What begins as a (relatively) carefree jaunt quickly turns dark when Thelma is assaulted in a parking lot, and Louise, after saving her friend, turns to punish the attacker. From the moment the smoke clears, Louise is a fugitive, on the run both from the police and her own past. Thelma decides to stand by her friend, wherever the road might lead. Along the way, they cross paths with a handsome thief (a young Brad Pitt, whose career was launched in his scenes here), and a dogged cop (Harvey Keitel).
But the relationship between the two leads is the heart of the story, and so strong is their bond that the ending — which I won’t reveal here, despite it being referenced any number of times in other media over the years — is entirely believable, and even joyous, despite being as perfect a big-budget freeze-frame as one could imagine. In the end, it turns out to have an awful lot of Scott’s style, even if the subjects are mostly Earth-bound.
It’s hard to believe it has been 25 years since my mom and I went off to that matinee. I hope that this new screening inspires some of today’s moms of young men to take them to the theater over the weekend. Khouri never claims that her characters have all the right answers, but for the younger me, it was a revelation to get to see two women leading a film and asking their own questions.
Also this week: in Shelburne Falls, Pothole Pictures screens Man With A Movie Camera on Friday and Saturday nights at 7:30 p.m. (live music on stage at 7 p.m.). A silent film from 1929 — presented here with a live score performed by Wayne Smith and Lysha Smith, on cello and electronica — it was shot over a four year period in Moscow, Kiev, and Odessa, directed by Dziga Vertov and filled with everyday life in the early days of the Soviet Union: machinery, trains, workers, and so on.
For Vertov, it was an experiment in purity, a documentary style so strict that, if it had caught on, would have undercut his own job security by making more “artistic” film interpretations seem dangerously subjective. For modern viewers, it is a time capsule from a mostly unseen land, and a chance to experience the past and the current together, since the film and score come together to produce a sum greater than their parts.
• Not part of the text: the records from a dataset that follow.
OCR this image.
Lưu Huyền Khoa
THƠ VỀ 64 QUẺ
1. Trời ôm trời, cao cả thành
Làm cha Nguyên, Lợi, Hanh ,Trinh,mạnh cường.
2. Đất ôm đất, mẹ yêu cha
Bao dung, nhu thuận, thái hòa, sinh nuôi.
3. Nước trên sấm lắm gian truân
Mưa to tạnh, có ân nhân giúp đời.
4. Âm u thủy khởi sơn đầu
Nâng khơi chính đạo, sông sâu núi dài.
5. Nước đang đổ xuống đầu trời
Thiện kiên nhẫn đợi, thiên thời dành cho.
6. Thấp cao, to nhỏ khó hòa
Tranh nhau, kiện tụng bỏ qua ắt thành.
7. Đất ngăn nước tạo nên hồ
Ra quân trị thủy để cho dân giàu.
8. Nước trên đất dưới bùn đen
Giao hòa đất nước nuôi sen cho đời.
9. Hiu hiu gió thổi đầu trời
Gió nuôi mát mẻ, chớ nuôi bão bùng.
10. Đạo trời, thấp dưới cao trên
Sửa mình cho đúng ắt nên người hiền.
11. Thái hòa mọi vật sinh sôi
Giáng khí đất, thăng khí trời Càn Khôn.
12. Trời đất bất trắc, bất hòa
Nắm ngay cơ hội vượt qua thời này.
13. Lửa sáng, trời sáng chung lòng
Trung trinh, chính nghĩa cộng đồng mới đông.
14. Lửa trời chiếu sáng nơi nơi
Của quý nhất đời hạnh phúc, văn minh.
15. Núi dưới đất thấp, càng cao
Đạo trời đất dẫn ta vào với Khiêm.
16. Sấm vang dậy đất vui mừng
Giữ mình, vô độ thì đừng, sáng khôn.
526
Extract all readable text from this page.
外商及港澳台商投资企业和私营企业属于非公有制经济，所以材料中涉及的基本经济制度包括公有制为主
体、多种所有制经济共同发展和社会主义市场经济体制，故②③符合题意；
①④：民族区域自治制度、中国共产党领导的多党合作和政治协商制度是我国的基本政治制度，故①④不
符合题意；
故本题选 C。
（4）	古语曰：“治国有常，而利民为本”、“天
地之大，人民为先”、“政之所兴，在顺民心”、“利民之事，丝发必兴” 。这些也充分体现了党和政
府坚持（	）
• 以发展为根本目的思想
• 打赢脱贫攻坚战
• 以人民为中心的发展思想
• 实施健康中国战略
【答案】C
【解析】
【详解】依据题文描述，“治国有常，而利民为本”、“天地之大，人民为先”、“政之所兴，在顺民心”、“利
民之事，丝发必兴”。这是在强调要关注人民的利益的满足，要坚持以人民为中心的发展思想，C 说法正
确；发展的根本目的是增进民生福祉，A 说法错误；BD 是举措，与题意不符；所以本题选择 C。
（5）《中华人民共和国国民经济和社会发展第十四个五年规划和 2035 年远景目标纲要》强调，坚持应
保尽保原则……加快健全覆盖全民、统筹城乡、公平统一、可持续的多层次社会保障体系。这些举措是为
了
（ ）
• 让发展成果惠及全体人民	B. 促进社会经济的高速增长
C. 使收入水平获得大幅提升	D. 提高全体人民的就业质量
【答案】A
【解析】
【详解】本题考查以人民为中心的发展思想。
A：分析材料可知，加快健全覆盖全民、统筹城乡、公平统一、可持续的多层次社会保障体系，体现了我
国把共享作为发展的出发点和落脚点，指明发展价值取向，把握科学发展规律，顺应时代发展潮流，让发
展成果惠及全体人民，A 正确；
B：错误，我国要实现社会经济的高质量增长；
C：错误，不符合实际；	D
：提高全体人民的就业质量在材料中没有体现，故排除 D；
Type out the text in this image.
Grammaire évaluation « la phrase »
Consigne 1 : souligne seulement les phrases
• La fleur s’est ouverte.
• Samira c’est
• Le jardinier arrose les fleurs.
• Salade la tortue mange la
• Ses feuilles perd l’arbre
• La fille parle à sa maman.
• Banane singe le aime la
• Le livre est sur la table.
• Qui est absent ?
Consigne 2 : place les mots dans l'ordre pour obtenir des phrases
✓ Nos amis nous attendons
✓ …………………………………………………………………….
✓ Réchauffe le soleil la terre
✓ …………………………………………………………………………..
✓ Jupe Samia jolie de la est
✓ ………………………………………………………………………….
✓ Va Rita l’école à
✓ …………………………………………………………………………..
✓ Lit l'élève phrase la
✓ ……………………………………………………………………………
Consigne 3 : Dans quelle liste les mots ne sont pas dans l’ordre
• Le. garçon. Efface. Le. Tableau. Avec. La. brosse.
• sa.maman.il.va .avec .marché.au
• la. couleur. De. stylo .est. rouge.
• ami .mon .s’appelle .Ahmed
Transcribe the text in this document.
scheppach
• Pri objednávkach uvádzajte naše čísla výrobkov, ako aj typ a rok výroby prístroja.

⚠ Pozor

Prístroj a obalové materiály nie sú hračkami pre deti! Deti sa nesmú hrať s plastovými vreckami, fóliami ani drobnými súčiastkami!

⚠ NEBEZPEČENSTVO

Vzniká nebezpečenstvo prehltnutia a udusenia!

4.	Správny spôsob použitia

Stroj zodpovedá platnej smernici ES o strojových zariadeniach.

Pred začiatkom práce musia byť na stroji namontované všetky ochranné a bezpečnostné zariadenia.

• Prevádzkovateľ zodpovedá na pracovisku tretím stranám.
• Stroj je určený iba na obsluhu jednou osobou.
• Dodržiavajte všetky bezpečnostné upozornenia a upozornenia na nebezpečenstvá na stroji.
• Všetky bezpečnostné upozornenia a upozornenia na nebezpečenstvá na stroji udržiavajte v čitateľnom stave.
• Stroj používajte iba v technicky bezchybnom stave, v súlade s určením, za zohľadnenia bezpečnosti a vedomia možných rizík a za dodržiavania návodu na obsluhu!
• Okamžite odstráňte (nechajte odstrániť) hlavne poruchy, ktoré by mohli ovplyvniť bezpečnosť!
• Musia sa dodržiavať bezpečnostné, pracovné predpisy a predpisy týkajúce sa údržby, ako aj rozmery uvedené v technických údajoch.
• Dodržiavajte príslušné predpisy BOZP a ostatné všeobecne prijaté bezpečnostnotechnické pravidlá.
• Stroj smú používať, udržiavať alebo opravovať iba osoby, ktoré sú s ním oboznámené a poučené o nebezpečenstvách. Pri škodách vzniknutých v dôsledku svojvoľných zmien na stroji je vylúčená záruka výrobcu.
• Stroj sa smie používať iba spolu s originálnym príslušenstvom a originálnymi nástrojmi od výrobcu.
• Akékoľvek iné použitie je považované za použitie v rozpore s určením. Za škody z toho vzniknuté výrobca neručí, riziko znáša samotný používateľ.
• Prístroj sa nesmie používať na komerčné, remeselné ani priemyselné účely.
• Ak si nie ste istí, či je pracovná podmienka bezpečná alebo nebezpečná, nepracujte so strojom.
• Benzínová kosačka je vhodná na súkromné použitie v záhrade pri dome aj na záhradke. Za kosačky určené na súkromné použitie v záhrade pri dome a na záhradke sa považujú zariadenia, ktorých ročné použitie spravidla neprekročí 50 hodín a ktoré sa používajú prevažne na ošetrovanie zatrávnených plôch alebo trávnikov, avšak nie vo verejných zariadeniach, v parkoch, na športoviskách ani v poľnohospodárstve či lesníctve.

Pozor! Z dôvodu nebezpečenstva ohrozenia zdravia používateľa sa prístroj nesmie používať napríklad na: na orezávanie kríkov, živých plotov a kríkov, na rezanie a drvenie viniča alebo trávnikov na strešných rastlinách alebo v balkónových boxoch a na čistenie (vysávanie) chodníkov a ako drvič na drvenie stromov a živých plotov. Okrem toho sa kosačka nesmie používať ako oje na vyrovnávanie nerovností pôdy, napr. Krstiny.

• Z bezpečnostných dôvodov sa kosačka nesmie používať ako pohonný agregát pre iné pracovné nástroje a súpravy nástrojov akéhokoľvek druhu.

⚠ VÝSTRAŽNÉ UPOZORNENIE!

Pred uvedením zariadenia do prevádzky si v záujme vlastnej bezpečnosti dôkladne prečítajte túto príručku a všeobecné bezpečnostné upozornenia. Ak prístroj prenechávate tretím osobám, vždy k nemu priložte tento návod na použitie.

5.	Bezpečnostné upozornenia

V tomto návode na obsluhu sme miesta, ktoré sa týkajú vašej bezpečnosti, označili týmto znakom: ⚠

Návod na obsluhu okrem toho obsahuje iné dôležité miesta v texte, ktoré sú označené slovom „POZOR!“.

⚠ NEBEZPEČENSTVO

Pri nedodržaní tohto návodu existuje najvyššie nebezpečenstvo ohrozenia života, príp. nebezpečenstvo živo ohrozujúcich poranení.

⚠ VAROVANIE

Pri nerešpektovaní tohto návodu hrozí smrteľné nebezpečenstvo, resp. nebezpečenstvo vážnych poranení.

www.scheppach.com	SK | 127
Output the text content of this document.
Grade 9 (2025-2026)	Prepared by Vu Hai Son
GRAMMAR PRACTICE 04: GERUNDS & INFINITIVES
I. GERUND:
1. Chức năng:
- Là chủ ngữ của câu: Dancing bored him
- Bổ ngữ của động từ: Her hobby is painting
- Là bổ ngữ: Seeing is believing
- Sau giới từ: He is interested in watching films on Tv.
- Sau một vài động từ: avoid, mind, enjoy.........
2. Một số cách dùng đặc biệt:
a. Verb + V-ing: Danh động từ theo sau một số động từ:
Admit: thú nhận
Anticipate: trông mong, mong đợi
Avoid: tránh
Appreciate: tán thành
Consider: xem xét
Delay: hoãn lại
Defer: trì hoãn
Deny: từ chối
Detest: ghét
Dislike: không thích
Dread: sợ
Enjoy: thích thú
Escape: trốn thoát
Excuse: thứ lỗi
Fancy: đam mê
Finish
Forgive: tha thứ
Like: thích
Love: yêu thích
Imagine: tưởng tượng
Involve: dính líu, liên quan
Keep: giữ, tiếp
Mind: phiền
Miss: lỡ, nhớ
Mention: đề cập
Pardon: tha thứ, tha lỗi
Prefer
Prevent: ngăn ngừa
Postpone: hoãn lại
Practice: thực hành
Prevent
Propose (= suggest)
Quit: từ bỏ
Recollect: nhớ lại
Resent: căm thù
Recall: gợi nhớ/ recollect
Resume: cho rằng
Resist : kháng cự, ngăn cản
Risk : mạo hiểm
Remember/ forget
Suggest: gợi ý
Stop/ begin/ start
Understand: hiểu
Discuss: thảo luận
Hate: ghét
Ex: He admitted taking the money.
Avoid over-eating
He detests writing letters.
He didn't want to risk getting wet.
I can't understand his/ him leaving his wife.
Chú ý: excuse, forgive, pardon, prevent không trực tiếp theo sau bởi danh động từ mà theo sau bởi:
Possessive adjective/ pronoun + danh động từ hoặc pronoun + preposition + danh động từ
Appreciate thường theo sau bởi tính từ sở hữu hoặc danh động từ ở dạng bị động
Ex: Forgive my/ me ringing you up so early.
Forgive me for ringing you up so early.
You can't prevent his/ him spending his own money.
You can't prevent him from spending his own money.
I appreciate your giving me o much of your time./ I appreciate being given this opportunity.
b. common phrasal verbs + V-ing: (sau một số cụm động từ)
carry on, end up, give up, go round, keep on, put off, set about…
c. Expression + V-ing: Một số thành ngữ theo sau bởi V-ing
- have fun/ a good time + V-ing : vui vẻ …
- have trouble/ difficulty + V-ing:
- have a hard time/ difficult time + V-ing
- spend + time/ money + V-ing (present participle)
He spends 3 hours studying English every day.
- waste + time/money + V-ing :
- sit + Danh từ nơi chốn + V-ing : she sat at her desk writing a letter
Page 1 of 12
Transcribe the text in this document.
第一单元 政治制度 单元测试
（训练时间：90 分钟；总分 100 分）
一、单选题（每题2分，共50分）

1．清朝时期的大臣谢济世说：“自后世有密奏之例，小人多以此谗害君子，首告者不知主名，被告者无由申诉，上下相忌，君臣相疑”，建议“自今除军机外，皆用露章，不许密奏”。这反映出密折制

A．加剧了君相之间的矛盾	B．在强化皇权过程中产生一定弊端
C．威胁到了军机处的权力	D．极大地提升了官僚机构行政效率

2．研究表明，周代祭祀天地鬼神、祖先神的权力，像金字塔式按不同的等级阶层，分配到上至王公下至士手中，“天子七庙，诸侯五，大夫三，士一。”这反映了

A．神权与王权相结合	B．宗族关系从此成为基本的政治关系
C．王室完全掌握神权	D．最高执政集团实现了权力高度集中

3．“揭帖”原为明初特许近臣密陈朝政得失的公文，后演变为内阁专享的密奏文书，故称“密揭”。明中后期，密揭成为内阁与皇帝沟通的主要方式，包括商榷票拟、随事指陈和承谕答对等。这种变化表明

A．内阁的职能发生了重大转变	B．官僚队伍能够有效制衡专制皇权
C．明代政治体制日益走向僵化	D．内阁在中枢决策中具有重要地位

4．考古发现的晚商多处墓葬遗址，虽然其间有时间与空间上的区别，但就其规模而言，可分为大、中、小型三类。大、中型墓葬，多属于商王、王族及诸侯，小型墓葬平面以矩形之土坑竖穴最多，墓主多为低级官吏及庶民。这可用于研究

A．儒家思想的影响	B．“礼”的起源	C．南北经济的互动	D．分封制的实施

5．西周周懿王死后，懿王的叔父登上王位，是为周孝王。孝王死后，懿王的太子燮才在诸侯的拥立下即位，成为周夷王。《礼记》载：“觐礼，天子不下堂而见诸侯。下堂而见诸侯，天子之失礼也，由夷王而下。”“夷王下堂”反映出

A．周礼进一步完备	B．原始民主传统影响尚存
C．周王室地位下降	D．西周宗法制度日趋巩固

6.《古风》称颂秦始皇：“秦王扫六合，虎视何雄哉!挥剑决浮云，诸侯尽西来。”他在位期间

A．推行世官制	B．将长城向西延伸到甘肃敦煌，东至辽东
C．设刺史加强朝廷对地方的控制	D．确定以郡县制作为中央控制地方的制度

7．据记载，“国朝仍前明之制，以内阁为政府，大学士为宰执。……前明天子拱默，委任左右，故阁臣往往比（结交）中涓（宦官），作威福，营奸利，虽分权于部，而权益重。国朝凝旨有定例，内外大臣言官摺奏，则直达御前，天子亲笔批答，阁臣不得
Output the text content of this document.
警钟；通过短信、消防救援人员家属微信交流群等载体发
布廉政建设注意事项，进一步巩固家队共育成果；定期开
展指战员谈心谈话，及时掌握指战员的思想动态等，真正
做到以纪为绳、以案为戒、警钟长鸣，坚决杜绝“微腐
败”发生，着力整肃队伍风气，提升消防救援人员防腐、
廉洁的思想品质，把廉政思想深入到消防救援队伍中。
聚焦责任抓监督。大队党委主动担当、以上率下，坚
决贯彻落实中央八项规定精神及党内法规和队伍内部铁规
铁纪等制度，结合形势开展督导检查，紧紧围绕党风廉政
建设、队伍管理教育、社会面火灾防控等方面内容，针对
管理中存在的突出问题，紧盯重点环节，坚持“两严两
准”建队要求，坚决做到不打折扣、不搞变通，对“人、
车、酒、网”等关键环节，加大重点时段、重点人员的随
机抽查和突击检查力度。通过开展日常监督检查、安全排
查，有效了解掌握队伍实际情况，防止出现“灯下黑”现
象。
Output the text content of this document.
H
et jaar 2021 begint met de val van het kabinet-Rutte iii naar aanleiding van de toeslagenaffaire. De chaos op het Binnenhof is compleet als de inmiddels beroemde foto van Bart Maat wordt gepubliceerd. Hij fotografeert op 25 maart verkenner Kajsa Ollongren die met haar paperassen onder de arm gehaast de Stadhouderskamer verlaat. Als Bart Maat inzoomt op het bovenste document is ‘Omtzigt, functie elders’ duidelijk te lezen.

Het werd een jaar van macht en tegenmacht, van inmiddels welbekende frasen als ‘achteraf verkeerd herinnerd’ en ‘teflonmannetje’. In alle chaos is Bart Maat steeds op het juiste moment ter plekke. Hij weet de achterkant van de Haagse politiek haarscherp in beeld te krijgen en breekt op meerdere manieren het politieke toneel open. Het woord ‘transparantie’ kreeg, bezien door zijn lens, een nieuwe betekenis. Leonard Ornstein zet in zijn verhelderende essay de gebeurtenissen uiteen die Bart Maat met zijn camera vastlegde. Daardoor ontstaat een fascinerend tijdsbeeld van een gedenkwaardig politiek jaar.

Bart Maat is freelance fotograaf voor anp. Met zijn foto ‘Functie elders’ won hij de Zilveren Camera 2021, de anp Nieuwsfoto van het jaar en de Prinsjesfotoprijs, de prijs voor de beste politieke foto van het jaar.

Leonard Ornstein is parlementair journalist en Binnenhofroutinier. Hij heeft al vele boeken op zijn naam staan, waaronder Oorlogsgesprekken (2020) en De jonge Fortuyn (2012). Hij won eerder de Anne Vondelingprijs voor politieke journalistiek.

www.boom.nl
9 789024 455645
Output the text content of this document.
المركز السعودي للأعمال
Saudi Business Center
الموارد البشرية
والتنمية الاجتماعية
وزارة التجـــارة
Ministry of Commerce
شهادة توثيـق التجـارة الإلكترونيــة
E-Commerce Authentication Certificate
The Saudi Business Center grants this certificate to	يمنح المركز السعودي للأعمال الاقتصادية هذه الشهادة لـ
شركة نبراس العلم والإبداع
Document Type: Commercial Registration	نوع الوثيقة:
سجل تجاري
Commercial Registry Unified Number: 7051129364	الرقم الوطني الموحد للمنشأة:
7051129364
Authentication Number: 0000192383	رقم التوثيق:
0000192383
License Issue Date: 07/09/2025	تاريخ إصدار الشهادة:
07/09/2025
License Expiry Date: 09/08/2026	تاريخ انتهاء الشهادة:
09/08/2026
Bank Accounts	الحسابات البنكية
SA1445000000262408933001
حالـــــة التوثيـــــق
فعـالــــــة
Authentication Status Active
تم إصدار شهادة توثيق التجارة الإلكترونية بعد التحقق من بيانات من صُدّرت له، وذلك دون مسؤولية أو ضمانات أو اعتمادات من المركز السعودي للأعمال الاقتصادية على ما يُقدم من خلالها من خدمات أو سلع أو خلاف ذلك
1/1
In the end, one has to wonder just how different America and the Soviet Union truly were on the human level. There is one shot of cinematographer Mikhail Kaufman clinging to the front of a train while he looks for the best angle to get his shot. As I stared at the image, wondering why it looked so familiar, it hit me: Kaufman looks an awful lot like Buster Keaton during an outtake of The General. That film was released in 1926, three years before Man With A Movie Camera, but one wonders if the Soviets kept a secret stash of slapstick around, to help liven things up in the time between shots.